The two greeted one another, Mr. Gorringer with notable formality.
“Deene has most considerately confided in me the details of the investigation on which he is engaged,” said Mr. Gorringer. “From them, I recognize your name, Mrs. Nantwich.”
“Oh yes,” said Julie. “I was just saying I wish Carolus had not started on the case, though I encouraged him at the beginning.”
“It is not the first time, said Mr. Gorringer tactlessly, “that someone who had invited our good Deene to investigate has had cause to regret it. His tenacity is remarkable. But now let me say that I have this morning chanced on some evidence which may be of considerable use to you, Deene.”
“Really?” Carolus did not mean to sound incredulous, but that was certainly the effect.
“At a point on the far side of the lake to which I had come in the course of my most pleasurable ramble, I chanced on a fellow pedestrian, a clergyman as it happened, and as solitary travellers do, we fell into conversation.”
“Yes?” said Carolus, who appeared spellbound.
“He turned out to be a curate from the local parish church of St.

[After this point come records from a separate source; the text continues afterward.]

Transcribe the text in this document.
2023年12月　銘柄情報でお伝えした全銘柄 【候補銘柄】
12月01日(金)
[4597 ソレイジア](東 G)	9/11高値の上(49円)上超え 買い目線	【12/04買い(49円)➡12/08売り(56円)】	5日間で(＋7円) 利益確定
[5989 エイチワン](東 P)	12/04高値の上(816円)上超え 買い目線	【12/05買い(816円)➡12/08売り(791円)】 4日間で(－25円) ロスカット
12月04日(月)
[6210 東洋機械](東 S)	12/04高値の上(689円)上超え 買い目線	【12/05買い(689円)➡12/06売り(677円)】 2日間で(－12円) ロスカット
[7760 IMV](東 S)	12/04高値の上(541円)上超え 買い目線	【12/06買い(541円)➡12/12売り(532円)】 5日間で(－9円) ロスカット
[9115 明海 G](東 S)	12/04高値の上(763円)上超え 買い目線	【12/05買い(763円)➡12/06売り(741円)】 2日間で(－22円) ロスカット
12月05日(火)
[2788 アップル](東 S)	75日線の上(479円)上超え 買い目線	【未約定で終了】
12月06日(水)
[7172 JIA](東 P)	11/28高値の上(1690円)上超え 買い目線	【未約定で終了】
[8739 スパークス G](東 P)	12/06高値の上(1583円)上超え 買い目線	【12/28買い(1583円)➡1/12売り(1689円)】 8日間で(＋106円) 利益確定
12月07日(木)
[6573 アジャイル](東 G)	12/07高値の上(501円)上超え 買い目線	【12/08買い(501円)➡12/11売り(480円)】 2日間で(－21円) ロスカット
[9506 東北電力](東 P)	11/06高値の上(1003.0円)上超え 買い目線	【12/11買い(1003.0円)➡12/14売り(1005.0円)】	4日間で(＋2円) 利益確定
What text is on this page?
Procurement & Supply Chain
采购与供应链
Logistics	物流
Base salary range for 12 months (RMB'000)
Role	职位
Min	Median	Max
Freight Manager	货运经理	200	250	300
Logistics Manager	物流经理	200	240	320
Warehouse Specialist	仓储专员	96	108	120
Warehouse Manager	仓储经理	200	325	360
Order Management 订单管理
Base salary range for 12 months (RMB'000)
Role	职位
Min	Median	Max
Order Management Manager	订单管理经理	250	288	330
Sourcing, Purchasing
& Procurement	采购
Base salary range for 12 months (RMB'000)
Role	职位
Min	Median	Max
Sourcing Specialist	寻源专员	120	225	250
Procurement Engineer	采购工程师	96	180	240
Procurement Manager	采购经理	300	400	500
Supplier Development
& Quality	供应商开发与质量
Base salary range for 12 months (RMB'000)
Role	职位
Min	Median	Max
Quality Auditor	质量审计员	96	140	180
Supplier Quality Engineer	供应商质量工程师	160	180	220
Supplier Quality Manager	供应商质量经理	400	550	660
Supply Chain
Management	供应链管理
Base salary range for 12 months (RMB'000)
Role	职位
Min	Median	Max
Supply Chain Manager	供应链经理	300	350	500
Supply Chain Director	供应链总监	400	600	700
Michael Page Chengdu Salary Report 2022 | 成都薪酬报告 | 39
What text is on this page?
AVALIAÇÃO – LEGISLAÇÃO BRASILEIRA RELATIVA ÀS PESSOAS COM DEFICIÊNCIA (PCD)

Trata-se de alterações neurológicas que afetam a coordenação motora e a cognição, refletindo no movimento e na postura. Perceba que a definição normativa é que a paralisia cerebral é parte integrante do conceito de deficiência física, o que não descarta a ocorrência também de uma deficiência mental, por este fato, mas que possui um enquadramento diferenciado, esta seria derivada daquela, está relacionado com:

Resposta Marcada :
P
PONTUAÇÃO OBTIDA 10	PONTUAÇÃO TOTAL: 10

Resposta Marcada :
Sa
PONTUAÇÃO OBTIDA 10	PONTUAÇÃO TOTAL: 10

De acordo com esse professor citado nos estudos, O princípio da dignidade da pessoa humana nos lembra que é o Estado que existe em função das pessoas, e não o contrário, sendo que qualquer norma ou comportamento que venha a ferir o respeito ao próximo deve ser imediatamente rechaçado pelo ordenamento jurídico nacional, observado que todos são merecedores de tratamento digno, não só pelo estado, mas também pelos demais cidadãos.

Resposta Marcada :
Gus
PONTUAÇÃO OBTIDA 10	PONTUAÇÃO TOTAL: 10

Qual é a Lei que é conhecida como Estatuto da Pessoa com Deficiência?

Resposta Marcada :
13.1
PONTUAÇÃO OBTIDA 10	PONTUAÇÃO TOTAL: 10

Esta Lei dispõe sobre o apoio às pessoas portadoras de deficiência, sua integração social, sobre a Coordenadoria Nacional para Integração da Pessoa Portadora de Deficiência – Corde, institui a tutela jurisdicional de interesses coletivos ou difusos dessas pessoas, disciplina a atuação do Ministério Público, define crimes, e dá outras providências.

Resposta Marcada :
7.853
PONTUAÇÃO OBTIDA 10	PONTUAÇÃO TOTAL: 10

Barnabas-on-the-Water, and therefore, I considered, a man whose evidence was likely to be trustworthy.
“He was steeped in local legendry and myth and told me of a number of events that had taken place in the vicinity.”
“Recently?”
“Please be patient, Deene. One of these was so singular that it seemed relevant to your own equally insoluble problem. It appeared that a boating party put out on the lake at nightfall . . .”
“I’m sorry to interrupt you, headmaster, but this happened in the last century.”
“I am perfectly aware that it happened in the last century. In 1889, to be precise. But is that any reason why someone who had heard the story might not attempt to repeat it in 1971?”
“Well, no,” admitted Carolus. “But no one, of whom we know, has attempted to repeat it, so where does that leave us?”
“Does it not suggest to your fertile mind something connected with the disposal of the body?”
Julie, who was evidently sorry for Mr. Gorringer, interrupted.
“You have just been saying that it might have been weighted and dropped in the lake, Carolus!”
“Thank you, Mrs. Nantwich. I am glad to know that I haven’t started a hare after all. The curate, Mr. Wilkes, was most convincing. None of the boating party was ever seen again and there was no sign of the boat which must have sunk without trace in ninety feet of water.”
“Nowadays we should use divers to examine it or even bring it to the surface, and a picturesque legend would have been lost.”
“I suppose so,” said Mr. Gorringer regretfully. “But even eighty years ago one would have supposed that the bodies would have been recovered. However, I sought to aid your present investigations, not to give you further cause for speculation.”
“Perhaps you have, headmaster,” said Carolus more kindly. “Have another glass of Madeira?”